Rails Conf 2018 Day 2

2018-04-18

I visited Rails Conf and Pittsburgh this week and I wanted to post my notes from the talks I went to. Here are the notes and takeaways from day two.

Keynote: The Future of Rails 6: Scalable by Default

Speaker: Eileen M. Uchitelle

Notes

Rails is scalable out of the box up to a point. Once Rails gets to Github size though there are some workarounds and optimizations most teams do. These optimizations are going to be built in to Rails 6.

Some Rails 6 scalable by default improvements:

Multiple database support with a 3 teir database.yml
Faster test suite
Parallel testing out of the box.

When companies try to solve problems they often only look inward. Eileen encouraged developers to think about building general solutions and open sourcing them to help the community. Scalablility problems face a lot of people. This encouraged me to reinitiate open sourcing a project that addresses one issue of scaling.

Takeaways

Some cool new features are coming in Rails 6 which should help tests run faster and databases to be easier to work with.
When extending Rails to support your scale, take a look at what you are building and try to make it generic and open sourced.

So You’ve Got Yourself a Kafka: Event-Powered Rails Services

Speaker: Stella Cotton

Notes

Kafka is used to stream data for data pipelines and event driven applications and pipelines. Kafka guarantees at least once delivery within partitions. Think of a Kafka partition as a long log file with indexes and guarantees of ordering, a Kafka cluster is made up of many partitions. Applications will have multiple partitions but you should put related events on the same partition for ordering. Kafka improves speed and indepence over using RPC for distributed events processing but it does remove the explicit dependencies.

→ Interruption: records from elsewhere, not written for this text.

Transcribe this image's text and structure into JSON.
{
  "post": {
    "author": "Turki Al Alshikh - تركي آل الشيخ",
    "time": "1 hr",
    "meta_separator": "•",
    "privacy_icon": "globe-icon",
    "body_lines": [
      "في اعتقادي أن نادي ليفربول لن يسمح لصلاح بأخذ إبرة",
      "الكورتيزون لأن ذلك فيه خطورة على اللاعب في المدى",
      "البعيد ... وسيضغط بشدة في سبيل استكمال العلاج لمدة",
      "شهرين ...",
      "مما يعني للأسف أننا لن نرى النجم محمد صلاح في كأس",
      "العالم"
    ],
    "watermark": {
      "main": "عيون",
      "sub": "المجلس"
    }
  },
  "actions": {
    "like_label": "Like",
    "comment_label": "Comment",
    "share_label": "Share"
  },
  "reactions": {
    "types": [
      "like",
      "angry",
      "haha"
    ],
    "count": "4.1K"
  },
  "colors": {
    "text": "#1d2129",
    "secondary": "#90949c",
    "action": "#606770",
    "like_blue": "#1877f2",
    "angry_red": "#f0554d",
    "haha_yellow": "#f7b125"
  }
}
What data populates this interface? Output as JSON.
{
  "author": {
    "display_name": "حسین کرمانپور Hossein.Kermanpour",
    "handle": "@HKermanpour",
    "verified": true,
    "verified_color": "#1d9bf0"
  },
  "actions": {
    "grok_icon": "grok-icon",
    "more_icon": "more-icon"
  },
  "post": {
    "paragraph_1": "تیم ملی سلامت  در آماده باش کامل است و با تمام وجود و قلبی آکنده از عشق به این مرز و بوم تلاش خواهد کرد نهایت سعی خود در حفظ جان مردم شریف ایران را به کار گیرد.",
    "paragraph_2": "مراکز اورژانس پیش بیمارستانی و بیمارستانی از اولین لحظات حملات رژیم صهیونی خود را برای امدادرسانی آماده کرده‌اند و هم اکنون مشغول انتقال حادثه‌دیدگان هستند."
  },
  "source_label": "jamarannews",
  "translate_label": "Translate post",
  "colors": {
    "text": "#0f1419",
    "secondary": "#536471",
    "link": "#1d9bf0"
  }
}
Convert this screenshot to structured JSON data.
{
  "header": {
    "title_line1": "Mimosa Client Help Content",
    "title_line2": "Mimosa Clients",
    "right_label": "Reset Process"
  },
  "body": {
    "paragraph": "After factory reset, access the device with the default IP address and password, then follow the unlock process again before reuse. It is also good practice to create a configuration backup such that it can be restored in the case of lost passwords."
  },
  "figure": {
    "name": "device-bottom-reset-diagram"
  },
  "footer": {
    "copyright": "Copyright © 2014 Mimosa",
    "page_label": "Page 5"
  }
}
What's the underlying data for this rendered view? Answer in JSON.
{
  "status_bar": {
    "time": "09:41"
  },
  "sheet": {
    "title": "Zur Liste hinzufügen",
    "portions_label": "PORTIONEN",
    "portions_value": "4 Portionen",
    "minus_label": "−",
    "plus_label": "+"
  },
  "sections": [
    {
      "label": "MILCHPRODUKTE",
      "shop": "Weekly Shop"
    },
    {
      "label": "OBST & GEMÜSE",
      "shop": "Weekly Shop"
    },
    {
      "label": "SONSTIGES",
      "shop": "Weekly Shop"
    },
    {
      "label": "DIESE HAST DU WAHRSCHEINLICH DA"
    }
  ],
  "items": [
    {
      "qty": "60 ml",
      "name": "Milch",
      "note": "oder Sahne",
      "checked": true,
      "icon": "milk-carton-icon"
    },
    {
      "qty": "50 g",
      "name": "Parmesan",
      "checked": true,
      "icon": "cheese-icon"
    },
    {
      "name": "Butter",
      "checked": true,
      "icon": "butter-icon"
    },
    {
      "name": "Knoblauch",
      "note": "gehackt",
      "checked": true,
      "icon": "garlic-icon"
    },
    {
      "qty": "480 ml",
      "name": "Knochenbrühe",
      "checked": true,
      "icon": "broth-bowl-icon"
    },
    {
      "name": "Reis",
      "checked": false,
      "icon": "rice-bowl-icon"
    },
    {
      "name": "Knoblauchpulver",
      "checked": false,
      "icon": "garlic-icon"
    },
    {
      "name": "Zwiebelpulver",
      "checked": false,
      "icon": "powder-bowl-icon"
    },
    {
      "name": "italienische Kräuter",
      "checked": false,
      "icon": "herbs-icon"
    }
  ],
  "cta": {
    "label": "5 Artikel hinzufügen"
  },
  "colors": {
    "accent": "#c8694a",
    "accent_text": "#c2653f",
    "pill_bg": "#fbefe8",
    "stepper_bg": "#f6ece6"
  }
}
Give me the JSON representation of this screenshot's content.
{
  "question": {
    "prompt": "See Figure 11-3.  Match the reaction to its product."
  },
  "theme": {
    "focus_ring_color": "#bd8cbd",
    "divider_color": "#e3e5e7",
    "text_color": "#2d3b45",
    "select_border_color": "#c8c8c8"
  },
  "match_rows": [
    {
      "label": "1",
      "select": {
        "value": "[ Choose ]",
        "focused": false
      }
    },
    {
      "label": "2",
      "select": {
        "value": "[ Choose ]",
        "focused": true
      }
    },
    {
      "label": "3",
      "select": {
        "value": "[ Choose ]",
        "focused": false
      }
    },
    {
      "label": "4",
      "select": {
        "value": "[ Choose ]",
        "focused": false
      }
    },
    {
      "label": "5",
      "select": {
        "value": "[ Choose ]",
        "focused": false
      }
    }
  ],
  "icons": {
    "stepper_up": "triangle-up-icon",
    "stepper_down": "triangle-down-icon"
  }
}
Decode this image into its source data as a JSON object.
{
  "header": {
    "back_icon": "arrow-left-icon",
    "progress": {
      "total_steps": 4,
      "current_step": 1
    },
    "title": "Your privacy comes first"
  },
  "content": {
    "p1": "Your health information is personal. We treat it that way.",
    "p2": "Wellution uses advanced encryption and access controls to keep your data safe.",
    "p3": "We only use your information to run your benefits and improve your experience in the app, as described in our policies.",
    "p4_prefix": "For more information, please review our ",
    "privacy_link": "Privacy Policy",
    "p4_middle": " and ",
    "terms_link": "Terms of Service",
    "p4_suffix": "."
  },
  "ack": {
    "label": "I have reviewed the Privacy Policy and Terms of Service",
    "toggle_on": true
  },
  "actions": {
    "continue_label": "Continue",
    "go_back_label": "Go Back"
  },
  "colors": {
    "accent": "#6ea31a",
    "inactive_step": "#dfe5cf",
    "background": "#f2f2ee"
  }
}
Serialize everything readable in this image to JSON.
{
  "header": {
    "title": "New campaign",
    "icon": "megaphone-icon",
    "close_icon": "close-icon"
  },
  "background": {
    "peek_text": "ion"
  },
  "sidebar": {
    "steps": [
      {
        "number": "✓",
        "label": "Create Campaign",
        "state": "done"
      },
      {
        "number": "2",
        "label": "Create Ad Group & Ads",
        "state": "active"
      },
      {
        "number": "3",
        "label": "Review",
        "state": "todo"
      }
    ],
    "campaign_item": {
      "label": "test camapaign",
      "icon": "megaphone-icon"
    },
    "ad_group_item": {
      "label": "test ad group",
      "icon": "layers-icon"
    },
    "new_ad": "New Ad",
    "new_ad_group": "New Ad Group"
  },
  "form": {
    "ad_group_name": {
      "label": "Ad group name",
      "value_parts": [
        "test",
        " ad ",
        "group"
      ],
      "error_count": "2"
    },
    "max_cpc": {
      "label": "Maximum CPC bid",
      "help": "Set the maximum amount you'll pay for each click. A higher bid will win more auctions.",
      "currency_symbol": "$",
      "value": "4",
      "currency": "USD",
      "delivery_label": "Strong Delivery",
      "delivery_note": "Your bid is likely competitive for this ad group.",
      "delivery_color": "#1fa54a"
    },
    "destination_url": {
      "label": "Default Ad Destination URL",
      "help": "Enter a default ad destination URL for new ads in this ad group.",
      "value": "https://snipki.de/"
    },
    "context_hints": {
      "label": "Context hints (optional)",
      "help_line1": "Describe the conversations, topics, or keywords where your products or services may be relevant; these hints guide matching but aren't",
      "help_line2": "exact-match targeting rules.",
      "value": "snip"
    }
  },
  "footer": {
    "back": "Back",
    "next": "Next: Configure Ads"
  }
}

Martin Fowler defines four types of event systems in his blog post: What do you mean by “Event-Driven”?

Event created: Only send an event an id. Downstream services will call sender if they need more information.
Event + Information: Event with id, event and state changed information. No reliance on calling the sender, a downstream server has all it needs.
Event Sourcing: All state changes are admitted as events and you can rebuild the state of the world from replaying all events.
Command Query Responsibility Segregation(CQRS): Split events into read and write. Good reference here: CQRS

Suggested using Avro for Kafka schemas. Scaling can be as easy as adding more consumers but there needs to be metrics on latency. Consumers that are slower than the requests coming in or paused for a while may have a hard time catching up.

Takeaways

Kafka can help scale applications but be careful about hidden dependencies or coupling.
Metricisize and make sure consumers keep up with producers and failures can be recovered from.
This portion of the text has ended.